Once installed as DHS secretary, Noem became the face of the administration’s aggressive immigration efforts. An early success was securing the southern border, as promised, leading to the lowest number of illegal border crossings from Mexico in 50 years.
But once that milestone was achieved, Noem often became more of the news than the news itself. There she was at the southern border on horseback, complete with a cowboy hat riding alongside Border Patrol agents. Or holding a news conference in front of a massive cell of inmates at El Salvador’s notorious Terrorist Confinement Center.
She was roasted after inadvertently pointing an M4 rifle at an ICE agent’s head while she wore her own ICE uniform in a YouTube video. And she even had her purse stolen at dinner as her Secret Service detail stood guard.
Did I mention Noem oversees the Secret Service as DHS secretary?
She also oversees ICE and Border Patrol operations and has been front and center as thousands of federal agents have deployed into American cities. Many of those encounters and apprehensions have become violent, even with U.S. citizens, as masked agents outnumber the local police forces trying to deal with it all.
Noem’s low point, and the department’s true crisis of credibility, has come during what her department dubbed the “Worst-of-the-Worst” operations in Minneapolis.
The operation gets its name from Trump’s campaign promise to rid the country of what he called “the worst of the worst” undocumented immigrants, those with long criminal histories who should not be in the country in the first place.
But the operation has too frequently swept up legal immigrants, undocumented immigrants and naturalized citizens alike, in their homes, at work, picking their kids up at school, and otherwise not being the worst of the worst.
In the last month, federal officers have shot and killed two U.S. citizens in high-profile incidents. In both cases, Noem flouted longstanding law enforcement protocols and quickly announced that it was the Minneapolis residents, Renee Good and Alex Pretti, who were responsible for their own fatal shootings, not the immigration agents involved.
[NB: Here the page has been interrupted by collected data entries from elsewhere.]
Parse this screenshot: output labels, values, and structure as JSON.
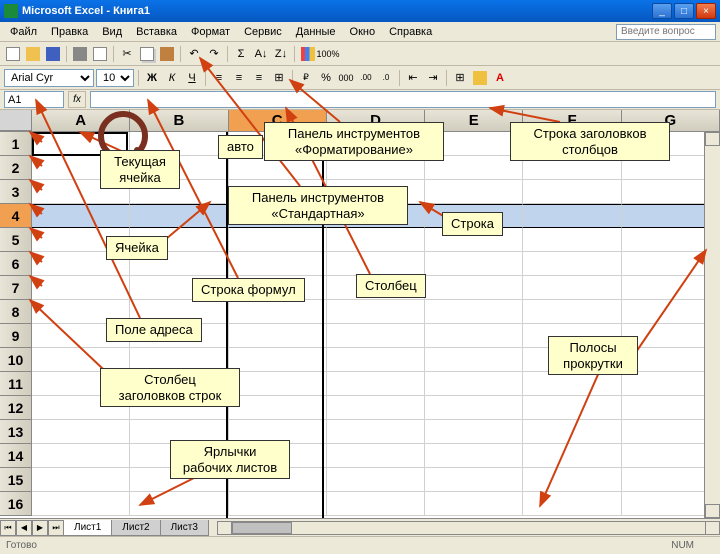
{
  "titlebar": {
    "title": "Microsoft Excel - Книга1"
  },
  "menu": {
    "items": [
      "Файл",
      "Правка",
      "Вид",
      "Вставка",
      "Формат",
      "Сервис",
      "Данные",
      "Окно",
      "Справка"
    ]
  },
  "help_placeholder": "Введите вопрос",
  "formatting": {
    "font": "Arial Cyr",
    "size": "10"
  },
  "namebox": "A1",
  "columns": [
    "A",
    "B",
    "C",
    "D",
    "E",
    "F",
    "G"
  ],
  "rows": [
    "1",
    "2",
    "3",
    "4",
    "5",
    "6",
    "7",
    "8",
    "9",
    "10",
    "11",
    "12",
    "13",
    "14",
    "15",
    "16"
  ],
  "sheets": [
    "Лист1",
    "Лист2",
    "Лист3"
  ],
  "status": {
    "left": "Готово",
    "right": "NUM"
  },
  "callouts": {
    "current_cell": "Текущая\nячейка",
    "autofill": "авто",
    "fmt_toolbar": "Панель инструментов\n«Форматирование»",
    "col_headers": "Строка заголовков\nстолбцов",
    "std_toolbar": "Панель инструментов\n«Стандартная»",
    "row": "Строка",
    "cell": "Ячейка",
    "formula_bar": "Строка формул",
    "column": "Столбец",
    "addr_field": "Поле адреса",
    "scrollbars": "Полосы\nпрокрутки",
    "row_headers": "Столбец\nзаголовков строк",
    "sheet_tabs": "Ярлычки\nрабочих листов"
  }
}
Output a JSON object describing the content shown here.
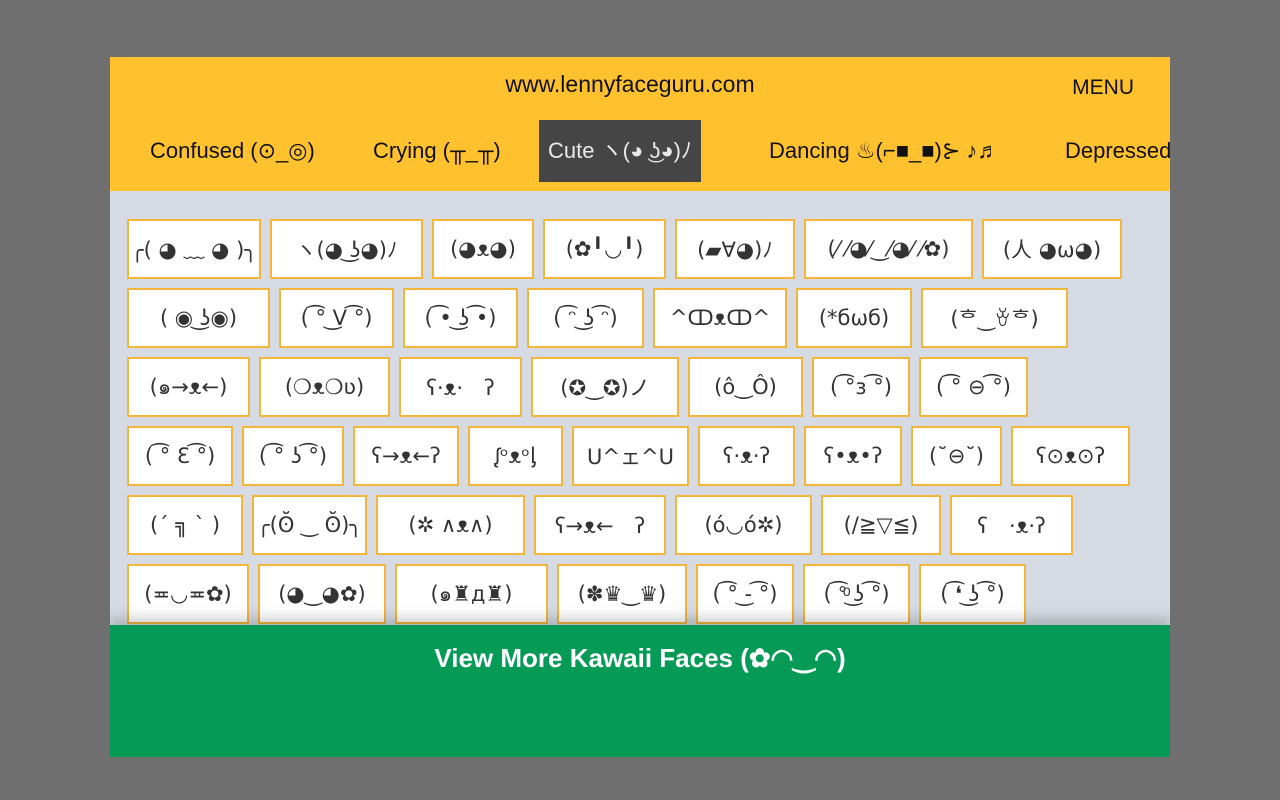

In a news conference, Noem described Good, a mother of three, as “an anti-ICE rioter” who had “weaponized her vehicle against law enforcement.”
Even though videos from the scene showed Good turning her vehicle away from one officer while another stepped in front of it, Noem said Good left the officer who shot her no choice but to “save his own life and the lives of his fellow officers.” In reality, videos show one agent calling Good an expletive as she is shot in the face and chest at point-blank range.
Likewise, in the hours after Pretti was killed, Noem called the Veterans Affairs nurse a “domestic terrorist” and said agents fired defensive shots after he “brandished” a weapon.
In reality, videos from the scene showed Pretti, who was armed, holding his phone in one hand as he used the other to help a woman who had been shoved to the ground. After agents disarmed Pretti in a scrum, he was shot on the ground 10 times.
As for Pretti’s gun, which he had a license to carry, Noem said, “I don’t know of any peaceful protester that shows up with a gun and ammunition rather than a sign.”
FBI Director Kash Patel echoed that sentiment hours later.
“You cannot bring a firearm, loaded, with multiple magazines to any sort of protest that you want. It’s that simple. You don’t have a right to break the law,” Patel said.
In fact, Pretti was breaking no law by carrying his gun. It was his Second Amendment right to do it.
Noem’s repeated willingness to make false statements about American citizens, including false assertions about their constitutional rights, should alarm us all, especially people who support Trump.
Having the trust of the American people is essential for the DHS role, most especially because immigration enforcement is just one function of the sprawling department that Noem is in charge of.
Along with leading the Trump administration’s immigration efforts, she also oversees the response to domestic terror attacks and natural disasters. Noem is even responsible for the office of Countering Weapons of Mass Destruction.
The secretary has one of the most critical jobs in the administration. If she can’t tell the truth about Americans, to Americans, and protect their constitutional rights while she does it, she should not have the job at all.